追求から、逃れられる方法を見つけ、安心したように言った。
「ほら、予鈴が鳴ったから、早く戻った方が良いわよ」
柊哉は、渋々、頷いた。
満面の笑みで、柊哉を送り出した。
「良かった。間に合って……」
胸に手を当て、美優は、ほっと胸を撫で下ろす。走って来た為、柊哉は、額にうっすら汗を掻いていた。
本鈴が鳴る。
本当にギリギリセーフだったようだ。
「では、これから部活動説明会を始めます」
進行係の女の子が開会の言葉を宣言する。制服が青なので、二年生のようだ。
「最初に、生徒会執行部の紹介をさせて、いただきます。

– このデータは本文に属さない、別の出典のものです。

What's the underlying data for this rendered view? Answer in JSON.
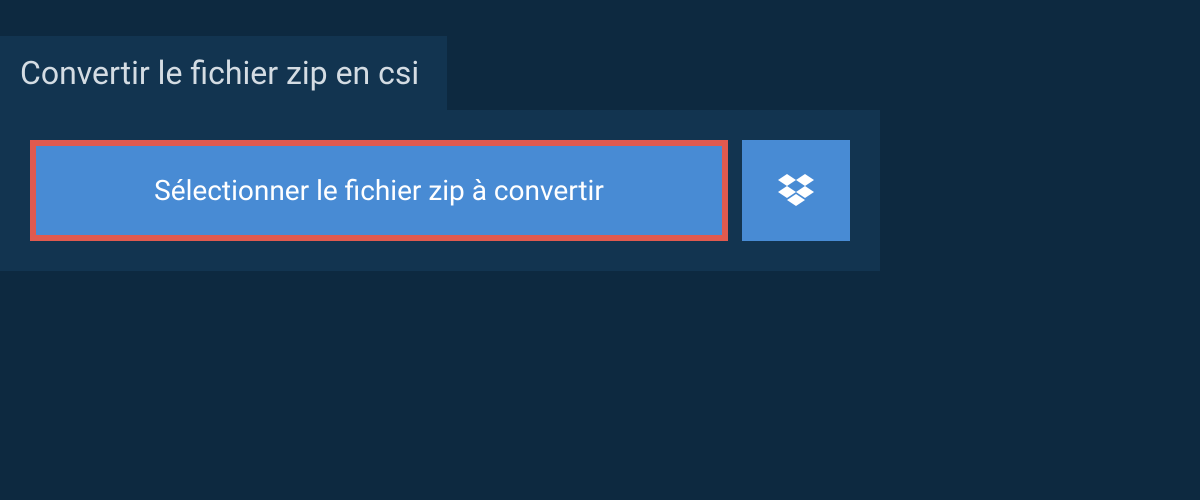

私、本日、司会進行役を勤めさせていただく、生徒会の書記、卯月爽です。宜しく、お願いします」
堂々とした、面持ちで、丁寧に頭を下げた。
「生徒会の方は、壇上へお願いします」
その言葉を合図に七名の役員が、壇上に姿を現した。
一年生の席がザワザワと騒ぎ出す。特に女子生徒達の視線が一人の男性に釘付けになっている。如月慶である。
「ねぇ、ねぇ、あの人かっこいい」
「本当、なんて名前なのかしら」
などと、そんな囁き声がチラホラ耳に入ってくる。
勿論、一年生は、名前、ましてや氷の貴公子などという、あだ名はまだ知らない人が殆どである。
(エミリちゃんの言う通り、慶くん、やっぱりモテるんだ)
壇上に上がって、堂々と自己紹介し始めた慶の姿を眺めながら、美優は、改めて実感していた。